Some work proves tougher to inspect


Some of the work on the Ipanema tower remodeling at the Rio is no longer visible.

Hidden within walls, or obscured by dropped ceilings or bathroom tile, is work that cannot be inspected without tearing something apart.

Las Vegan Josh Costello, who did demolition and electrical work at the Rio, said he sometimes stood below a driller working on the floor above in order to catch cylindrical slugs of concrete as they fell out of the concrete slab, creating openings for pipes and wiring to pass through.
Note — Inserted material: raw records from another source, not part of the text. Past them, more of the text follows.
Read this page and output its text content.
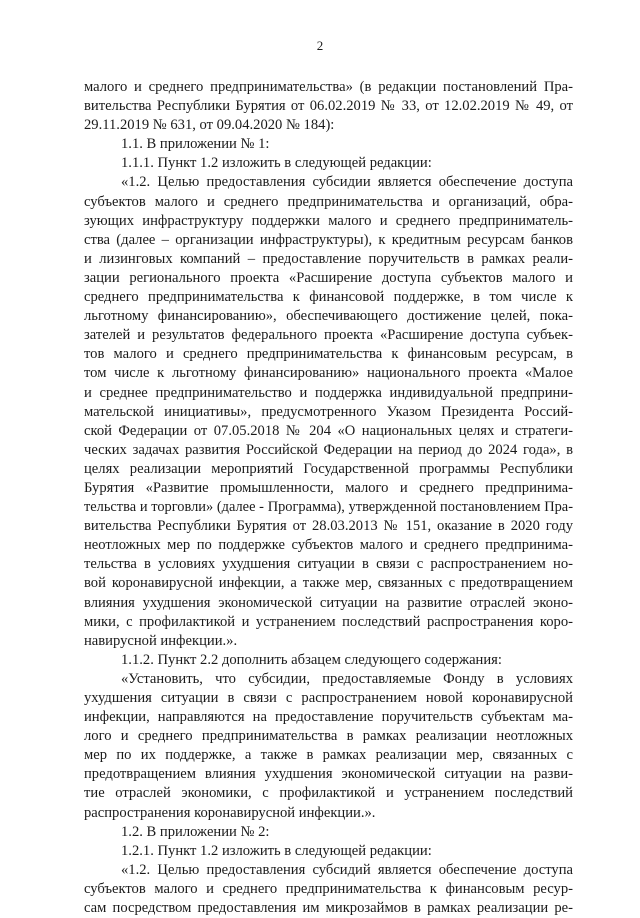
2
малого и среднего предпринимательства» (в редакции постановлений Пра-
вительства Республики Бурятия от 06.02.2019 № 33, от 12.02.2019 № 49, от
29.11.2019 № 631, от 09.04.2020 № 184):
1.1. В приложении № 1:
1.1.1. Пункт 1.2 изложить в следующей редакции:
«1.2. Целью предоставления субсидии является обеспечение доступа
субъектов малого и среднего предпринимательства и организаций, обра-
зующих инфраструктуру поддержки малого и среднего предприниматель-
ства (далее – организации инфраструктуры), к кредитным ресурсам банков
и лизинговых компаний – предоставление поручительств в рамках реали-
зации регионального проекта «Расширение доступа субъектов малого и
среднего предпринимательства к финансовой поддержке, в том числе к
льготному финансированию», обеспечивающего достижение целей, пока-
зателей и результатов федерального проекта «Расширение доступа субъек-
тов малого и среднего предпринимательства к финансовым ресурсам, в
том числе к льготному финансированию» национального проекта «Малое
и среднее предпринимательство и поддержка индивидуальной предприни-
мательской инициативы», предусмотренного Указом Президента Россий-
ской Федерации от 07.05.2018 № 204 «О национальных целях и стратеги-
ческих задачах развития Российской Федерации на период до 2024 года», в
целях реализации мероприятий Государственной программы Республики
Бурятия «Развитие промышленности, малого и среднего предпринима-
тельства и торговли» (далее - Программа), утвержденной постановлением Пра-
вительства Республики Бурятия от 28.03.2013 № 151, оказание в 2020 году
неотложных мер по поддержке субъектов малого и среднего предпринима-
тельства в условиях ухудшения ситуации в связи с распространением но-
вой коронавирусной инфекции, а также мер, связанных с предотвращением
влияния ухудшения экономической ситуации на развитие отраслей эконо-
мики, с профилактикой и устранением последствий распространения коро-
навирусной инфекции.».
1.1.2. Пункт 2.2 дополнить абзацем следующего содержания:
«Установить, что субсидии, предоставляемые Фонду в условиях
ухудшения ситуации в связи с распространением новой коронавирусной
инфекции, направляются на предоставление поручительств субъектам ма-
лого и среднего предпринимательства в рамках реализации неотложных
мер по их поддержке, а также в рамках реализации мер, связанных с
предотвращением влияния ухудшения экономической ситуации на разви-
тие отраслей экономики, с профилактикой и устранением последствий
распространения коронавирусной инфекции.».
1.2. В приложении № 2:
1.2.1. Пункт 1.2 изложить в следующей редакции:
«1.2. Целью предоставления субсидий является обеспечение доступа
субъектов малого и среднего предпринимательства к финансовым ресур-
сам посредством предоставления им микрозаймов в рамках реализации ре-
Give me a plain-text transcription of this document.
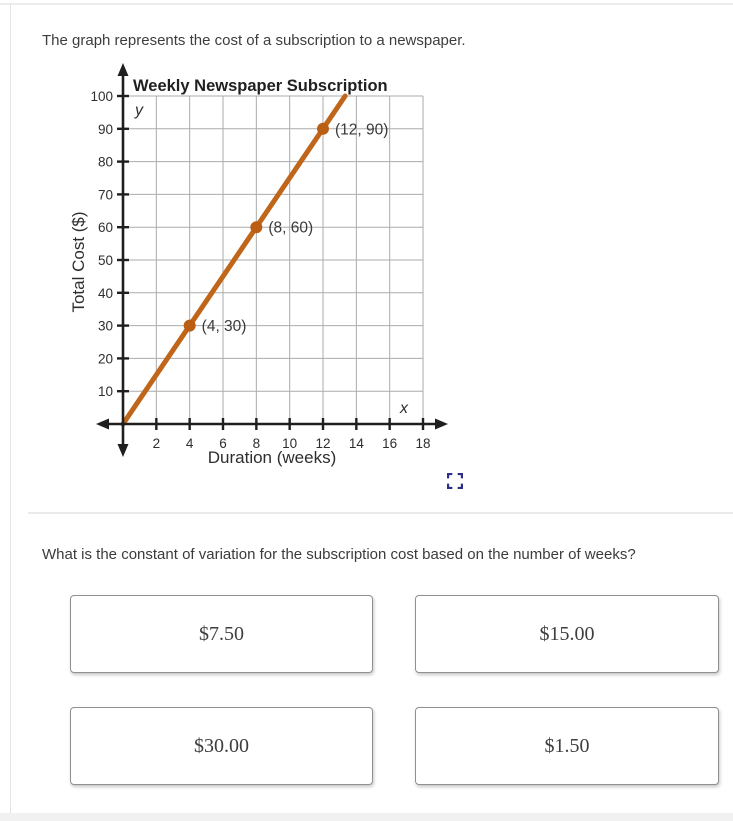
The graph represents the cost of a subscription to a newspaper.
2 4 6 8 10 12 14 16 18
10
20
30
40
50
60
70
80
90
100
(4, 30)
(8, 60)
(12, 90)
Weekly Newspaper Subscription
y
x
Duration (weeks)
Total Cost ($)
What is the constant of variation for the subscription cost based on the number of weeks?
$7.50	$15.00
$30.00	$1.50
Such holes need to be "fire stopped" after utilities are run through them so that smoke or fumes can't travel between floors. But Costello claims remodeling workers talked among themselves about a lack of fire caulking for core-drilled holes that are now covered by finishes.

"I never saw a tube of fire caulk until I got to Harrah's" Las Vegas, the Strip property, later as a full-time maintenance employee, Costello said. He has since left the trade for a different line of work.

Another worker, who declined to be named in print, estimated the remodeling entailed about 500 core drills, about 200 on the 19th floor, as well as another 300, about one per guest suite, in the oldest wing of the Ipanema.

Core drilling does not require a permit, but Ron Lynn, director of the county's Development Services, acknowledged that a project involving several hundred core drills that penetrated through slab probably would not be cosmetic in nature.

The same anonymous worker also said he was present at least twice when a core driller accidentally snapped a post-tension cable.

"It sounded like a gun" firing, recalled the man, who said he is willing to be identified only if legal testimony becomes necessary.

During construction, a grid of cables is laid within wet concrete, then the cables are pulled taut and anchored. That system strengthens the concrete and keeps down construction costs by reducing the amount of concrete needed to support a given load.

Brian Grill, who works for Benchmark Consulting Services, and Neil Opfer, who teaches construction management in the engineering school at the University of Nevada, Las Vegas, responded to a hypothetical question about snapped post-tension cables because X-rays would be needed to verify that any hidden cable has been severed. Both said that, if a post-tension cable is cut, codes require a building owner to consult an engineer to design an element that compensates for the loss of the cable's tension. But the Rio worker involved claims he never saw remediation take place.

Lynn said electrician Fred Frazzetta contacted him in June to discuss potential code violations in the Ipanema tower. Lynn said Frazzetta wanted him to open walls at the Rio to expose completed work that the electrician believed violates the code.

"What you're requesting me to do, I can't do without probable cause," Lynn said he told Frazzetta, and referred him to the civil division of the Clark County district attorney.

"If you got us (Development Services) while they're doing the work (without permits), we're all over them," Lynn later said.